2) You perform a banner grab against a customer’s web server and get the following response. What does it mean?

GET / JUNK/1.0
HTTP/1.1 200 OK
Date: Sun, 15 Jun 2003 17:17:47 GMT
Server: Apache/1.3.23
Last-Modified: Thu, 27 Feb 2003 03:48:19 GMT
ETag: "32417-c4-3e5d8a83"
Accept-Ranges: bytes
Content-Length: 196
Connection: close
Content-Type: text/html

3) Download the packet capture in the below link and look at the device with the MAC address of 00:12:0E:6F:B4:4B. What is this device, and what do you think it’s doing during the time period traffic was captured?

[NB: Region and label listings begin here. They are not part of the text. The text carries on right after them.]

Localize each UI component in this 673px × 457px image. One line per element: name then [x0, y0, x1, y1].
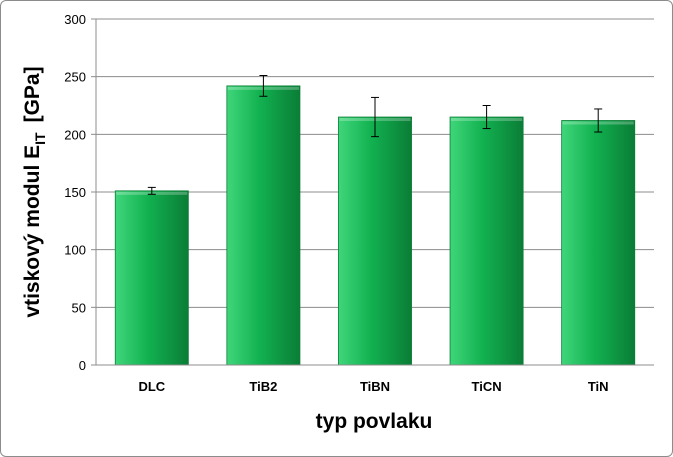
axes	[91, 18, 654, 366]
x-axis-title: typ povlaku	[316, 410, 433, 433]
y-tick-label: 50	[72, 300, 86, 315]
y-tick-label: 100	[64, 243, 86, 258]
y-tick-label: 250	[64, 70, 86, 85]
x-category-label: DLC	[138, 379, 165, 394]
axis-labels: 0 50 100 150 200 250 300 DLC TiB2 TiBN TiCN TiN	[64, 12, 608, 394]
y-axis-title-main: vtiskový modul E	[21, 145, 44, 318]
bars	[114, 85, 636, 366]
y-axis-title-unit: [GPa]	[21, 66, 44, 122]
gridlines	[96, 18, 654, 308]
x-category-label: TiN	[588, 379, 609, 394]
y-tick-label: 300	[64, 12, 86, 27]
x-category-label: TiBN	[360, 379, 390, 394]
error-bars	[147, 75, 603, 195]
x-category-label: TiB2	[249, 379, 277, 394]
bar-tibn	[338, 116, 412, 366]
y-axis-title: vtiskový modul EIT [GPa]	[21, 66, 48, 317]
x-category-label: TiCN	[472, 379, 502, 394]
bar-tib2	[226, 85, 301, 366]
bar-tin	[561, 120, 636, 366]
y-tick-label: 150	[64, 185, 86, 200]
y-tick-label: 200	[64, 127, 86, 142]
bar-ticn	[449, 116, 524, 366]
y-tick-label: 0	[79, 358, 86, 373]
y-axis-title-subscript: IT	[32, 132, 48, 145]
bar-dlc	[114, 190, 189, 366]
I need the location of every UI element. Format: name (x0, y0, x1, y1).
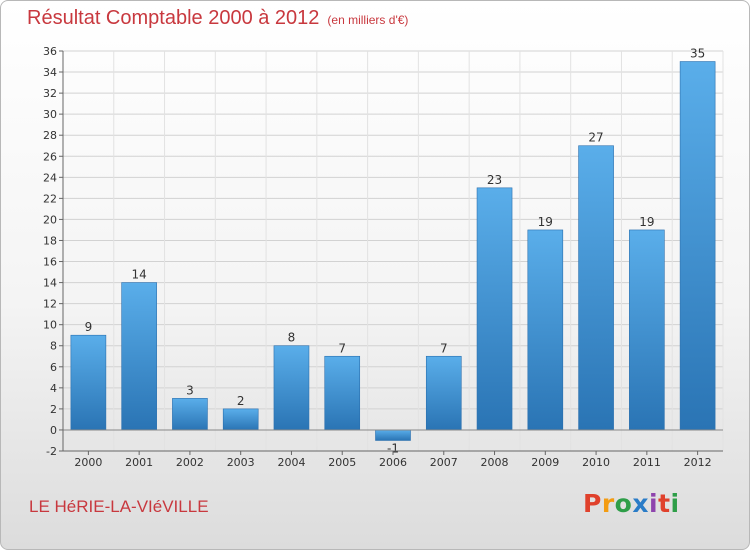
x-tick-label: 2004 (277, 456, 305, 469)
y-tick-label: 6 (50, 361, 57, 374)
y-tick-label: 14 (43, 277, 57, 290)
bar-2010 (578, 145, 614, 431)
x-tick-label: 2003 (227, 456, 255, 469)
x-tick-label: 2012 (684, 456, 712, 469)
x-tick-label: 2005 (328, 456, 356, 469)
value-label-2011: 19 (639, 215, 654, 229)
bar-2012 (679, 61, 716, 431)
y-tick-label: 36 (43, 45, 57, 58)
chart-unit: (en milliers d'€) (327, 13, 409, 27)
y-tick-label: 18 (43, 234, 57, 247)
value-label-2012: 35 (690, 47, 705, 61)
x-tick-label: 2006 (379, 456, 407, 469)
y-tick-label: 30 (43, 108, 57, 121)
bars: 9 14 3 2 8 7 -1 7 23 19 27 19 35 (70, 47, 716, 455)
bar-2008 (476, 187, 513, 431)
chart-title-text: Résultat Comptable 2000 à 2012 (27, 7, 320, 29)
y-tick-label: 32 (43, 87, 57, 100)
y-tick-label: 16 (43, 256, 57, 269)
y-tick-label: 10 (43, 319, 57, 332)
value-label-2006: -1 (387, 441, 399, 455)
bar-2007 (425, 355, 462, 431)
value-label-2010: 27 (588, 131, 603, 145)
y-tick-label: 0 (50, 424, 57, 437)
chart-title: Résultat Comptable 2000 à 2012 (en millie… (27, 7, 408, 30)
value-label-2000: 9 (85, 320, 93, 334)
y-tick-label: 28 (43, 129, 57, 142)
x-tick-label: 2009 (531, 456, 559, 469)
grid-lines (62, 50, 724, 452)
x-tick-label: 2001 (125, 456, 153, 469)
bar-2002 (172, 398, 208, 431)
value-label-2003: 2 (237, 394, 245, 408)
x-tick-label: 2008 (481, 456, 509, 469)
y-tick-label: 12 (43, 298, 57, 311)
y-tick-label: 2 (50, 403, 57, 416)
value-label-2005: 7 (338, 341, 346, 355)
x-tick-label: 2002 (176, 456, 204, 469)
bar-2004 (273, 345, 310, 431)
x-tick-label: 2010 (582, 456, 610, 469)
y-tick-label: 26 (43, 150, 57, 163)
value-label-2008: 23 (487, 173, 502, 187)
value-label-2004: 8 (288, 331, 296, 345)
y-tick-label: 34 (43, 66, 57, 79)
y-tick-label: 24 (43, 171, 57, 184)
value-label-2007: 7 (440, 341, 448, 355)
x-tick-label: 2000 (74, 456, 102, 469)
value-label-2009: 19 (538, 215, 553, 229)
x-tick-label: 2007 (430, 456, 458, 469)
y-tick-label: -2 (46, 445, 57, 458)
bar-2005 (324, 355, 361, 431)
value-label-2001: 14 (132, 268, 147, 282)
bar-2000 (70, 334, 107, 431)
y-tick-label: 22 (43, 192, 57, 205)
y-tick-label: 8 (50, 340, 57, 353)
bar-2003 (222, 408, 259, 431)
y-tick-label: 20 (43, 213, 57, 226)
x-tick-label: 2011 (633, 456, 661, 469)
value-label-2002: 3 (186, 383, 194, 397)
bar-2009 (527, 229, 564, 431)
y-tick-label: 4 (50, 382, 57, 395)
bar-2001 (121, 282, 157, 431)
place-name: LE HéRIE-LA-VIéVILLE (29, 497, 209, 516)
bar-2006 (375, 429, 411, 441)
bar-2011 (629, 229, 665, 431)
proxiti-logo: Proxiti (583, 489, 680, 518)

4) Watch Hak5 episodes 1 and 3 from season 4 and pay attention to the sections dealing with the “WiFi Pineapple.” Discuss how the WiFi Pineapple is able to masquerade as a “trusted” AP and suggest at least one way that a user can tell this type of attack is occurring.

5) Dig through the below captured packet and state the following things: (a) What browser is being employed? (b) What application on the browser will be used? (c) What OS is being used? (d) What device did this packet come from?

0000    00 04  5a f2  25 d8  00 12  0e  6f b4  4b  08  00   45  00
0010    00 de  a2 ab  40 00  40 06  b5  3d ac  14  14  05   4a  dc
0020    d7 3b  05 f9  00 50  c5 5f  13  be 38  8e  eb  66   50  18
0030    0b 68  c9 47  00 00  47 45  54  20 2f  63  68  75   6d  62
0040    79 5f  76 69  64 65  6f 73  2f  62 61  6c  6c  73   2e  66
0050    6c 76  20 48  54 54  50 2f  31  2e 31  0d  0a  48   6f  73
0060    74 3a  20 72  62 65  6c 6f  74  74 65  2e  6e  65   74  0d
0070    0a 41  63 63  65 70  74 3a  20  2a 2f  2a  0d  0a   55  73
0080    65 72  2d 41  67 65  6e 74  3a  20 4d  6f  7a  69   6c  6c
0090    61 2f  35 2e  30 20  28 63  6f  6d 70  61  74  69   62  6c
00a0    65 3b  20 55  3b 20  43 68  75  6d 62  79  3b  20   4c  69
00b0    6e 75  78 29  20 46  6c 61  73  68 20  4c  69  74   65  20
00c0    33 2e  30 2e  34 0d  0a 50  72  61 67  6d  61  3a   20  43
00d0    68 75  6d 62  79 0d  0a 43  6f  6e 6e  65  63  74   69  6f
00e0    6e 3a  20 63  6c 6f  73 65  0d  0a 0d  0a

For more information on Hacker Challenge 2010, visit the official website.

Coming Soon: The Advanced Hacker Challenge

If you are a security professional in the advanced category, don’t lose hope. In late 2011 an advanced Hacker Challenge will be introduced, and it will be completely different from the basic/intermediate version. The new advanced version will be almost completely hands-on. The advanced version write-ups will require a deeper understanding of security concepts, and the targets will be a bit of a challenge. And FYI, some of the advanced challenges will require participants to sign a “release of liability” form.